If that lifestyle sounds harsh, the ascetics see it as liberating. “Wealth is a burden, which you pass on to others when you die,” Acharya Darshan Sagar Maharaj, 57, a senior Digamber Jain priest, told a group of believers in New Delhi one recent morning.

“This insatiable quest for wealth and power is the underlying evil behind all the world’s ills,” the naked priest, revered as a saint, told the clothed devotees sitting cross-legged on the bare floor.

Advertisement

In fact, some Jains have no problem at all with wealth. Its lay believers are one of India’s richest communities, long known for their business acumen, diligence, honesty and reputation as considerate employers.

“Why are Jains successful in business? In three words -- it’s humility, humanity and hard work,” said Anil Jain, a tax consultant to numerous wealthy clients.
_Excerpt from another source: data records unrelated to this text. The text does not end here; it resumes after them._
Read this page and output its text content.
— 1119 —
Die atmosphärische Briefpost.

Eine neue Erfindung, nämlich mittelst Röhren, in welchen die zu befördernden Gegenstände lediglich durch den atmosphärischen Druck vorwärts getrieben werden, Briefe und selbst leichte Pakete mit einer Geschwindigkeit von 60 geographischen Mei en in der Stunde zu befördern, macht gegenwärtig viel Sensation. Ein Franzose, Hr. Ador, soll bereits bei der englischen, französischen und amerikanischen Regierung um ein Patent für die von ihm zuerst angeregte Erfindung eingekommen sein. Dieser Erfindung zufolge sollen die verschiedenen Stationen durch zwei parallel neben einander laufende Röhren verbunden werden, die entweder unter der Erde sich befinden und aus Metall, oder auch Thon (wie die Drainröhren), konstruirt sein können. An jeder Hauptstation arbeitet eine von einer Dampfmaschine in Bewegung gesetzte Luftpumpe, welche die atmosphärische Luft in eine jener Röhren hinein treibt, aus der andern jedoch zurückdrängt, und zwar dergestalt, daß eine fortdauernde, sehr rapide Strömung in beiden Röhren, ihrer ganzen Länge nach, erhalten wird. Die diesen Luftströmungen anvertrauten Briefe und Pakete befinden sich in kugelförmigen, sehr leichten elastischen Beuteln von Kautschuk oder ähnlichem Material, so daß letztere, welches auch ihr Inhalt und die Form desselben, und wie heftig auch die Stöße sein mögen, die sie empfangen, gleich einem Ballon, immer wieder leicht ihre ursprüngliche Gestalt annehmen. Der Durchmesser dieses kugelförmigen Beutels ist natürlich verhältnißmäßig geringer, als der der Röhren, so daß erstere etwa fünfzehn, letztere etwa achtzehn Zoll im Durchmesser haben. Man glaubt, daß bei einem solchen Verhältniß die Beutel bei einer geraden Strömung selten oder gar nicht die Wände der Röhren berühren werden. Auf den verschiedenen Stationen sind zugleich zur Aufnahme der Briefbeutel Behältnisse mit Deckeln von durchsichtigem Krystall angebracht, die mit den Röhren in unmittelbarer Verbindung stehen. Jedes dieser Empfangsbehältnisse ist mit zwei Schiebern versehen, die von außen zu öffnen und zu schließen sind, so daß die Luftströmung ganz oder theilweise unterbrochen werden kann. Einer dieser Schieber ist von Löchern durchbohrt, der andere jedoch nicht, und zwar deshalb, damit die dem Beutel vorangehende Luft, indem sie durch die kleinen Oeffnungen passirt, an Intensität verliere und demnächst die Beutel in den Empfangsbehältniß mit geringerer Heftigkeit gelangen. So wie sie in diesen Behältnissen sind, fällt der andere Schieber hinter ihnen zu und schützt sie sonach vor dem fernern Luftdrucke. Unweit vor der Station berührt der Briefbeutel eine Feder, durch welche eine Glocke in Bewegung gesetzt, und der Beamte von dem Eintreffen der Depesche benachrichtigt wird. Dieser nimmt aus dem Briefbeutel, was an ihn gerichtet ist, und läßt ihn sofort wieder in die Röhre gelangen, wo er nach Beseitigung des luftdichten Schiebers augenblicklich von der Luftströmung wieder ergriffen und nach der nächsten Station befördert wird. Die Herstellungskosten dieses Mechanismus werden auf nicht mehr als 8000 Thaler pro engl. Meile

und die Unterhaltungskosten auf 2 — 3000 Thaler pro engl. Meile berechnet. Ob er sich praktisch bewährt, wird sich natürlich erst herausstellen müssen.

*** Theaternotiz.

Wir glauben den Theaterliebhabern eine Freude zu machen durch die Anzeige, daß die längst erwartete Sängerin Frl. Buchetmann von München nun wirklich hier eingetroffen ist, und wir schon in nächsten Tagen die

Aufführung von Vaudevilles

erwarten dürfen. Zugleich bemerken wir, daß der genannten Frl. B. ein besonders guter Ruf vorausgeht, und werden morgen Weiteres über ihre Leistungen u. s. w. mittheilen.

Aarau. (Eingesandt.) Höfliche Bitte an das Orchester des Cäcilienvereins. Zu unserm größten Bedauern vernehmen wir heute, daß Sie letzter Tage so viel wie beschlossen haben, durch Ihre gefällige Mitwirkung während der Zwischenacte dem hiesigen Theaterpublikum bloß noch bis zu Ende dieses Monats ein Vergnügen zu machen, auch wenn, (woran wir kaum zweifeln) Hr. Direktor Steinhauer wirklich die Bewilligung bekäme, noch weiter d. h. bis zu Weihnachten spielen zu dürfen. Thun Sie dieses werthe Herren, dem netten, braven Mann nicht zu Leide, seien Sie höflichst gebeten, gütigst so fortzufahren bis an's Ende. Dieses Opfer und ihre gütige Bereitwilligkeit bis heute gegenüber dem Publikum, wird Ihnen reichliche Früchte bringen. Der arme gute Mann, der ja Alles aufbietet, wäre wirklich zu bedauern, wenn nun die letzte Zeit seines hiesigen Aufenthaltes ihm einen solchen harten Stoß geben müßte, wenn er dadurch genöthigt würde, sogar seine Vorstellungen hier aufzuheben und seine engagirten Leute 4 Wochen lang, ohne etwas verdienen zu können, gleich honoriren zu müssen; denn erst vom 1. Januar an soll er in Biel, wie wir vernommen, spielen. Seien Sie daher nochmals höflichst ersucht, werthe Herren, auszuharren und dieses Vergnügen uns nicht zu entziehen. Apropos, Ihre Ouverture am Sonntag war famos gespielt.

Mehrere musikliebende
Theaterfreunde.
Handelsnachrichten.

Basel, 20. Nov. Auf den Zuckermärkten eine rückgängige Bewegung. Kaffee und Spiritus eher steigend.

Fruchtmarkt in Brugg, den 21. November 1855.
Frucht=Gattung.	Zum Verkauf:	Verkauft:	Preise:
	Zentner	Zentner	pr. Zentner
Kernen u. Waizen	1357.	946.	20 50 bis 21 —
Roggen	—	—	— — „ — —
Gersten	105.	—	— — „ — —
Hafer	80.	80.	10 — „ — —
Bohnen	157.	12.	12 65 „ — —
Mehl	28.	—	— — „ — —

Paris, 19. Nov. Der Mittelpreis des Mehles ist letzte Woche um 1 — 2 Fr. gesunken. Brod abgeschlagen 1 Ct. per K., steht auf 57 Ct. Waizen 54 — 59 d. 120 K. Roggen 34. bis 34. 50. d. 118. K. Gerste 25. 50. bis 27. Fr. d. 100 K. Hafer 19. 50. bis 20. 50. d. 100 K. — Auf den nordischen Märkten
“We don’t drink, don’t smoke, eat only vegetarian food, don’t go to clubs or night spots. Even the younger generation of Jains don’t get too many opportunities to spend money,” he said.

Lay believers are free to marry, earn money and live in comfort. Affluent Jains justify their earnings by contributing to charities and the upkeep of temples and the clergy. Profits are plowed back into the business after contributions to charity and temples.

“As businessmen, if we earn money, we put it to good use. Everyone has his or her own way of practicing their belief -- whether it’s feeding the poor, running charity hospitals, taking care of birds or maintaining temples,” said Sukhanand Jain, who owns a wholesale pharmaceutical business and whose family has extensive real estate holdings in New Delhi.

But his family leads a simple life.

Like the majority of Jains, his family members are strict vegetarians and teetotalers who eat just two meals a day. They don’t eat after sunset, worried the lights will attract insects that could accidentally be swallowed while eating.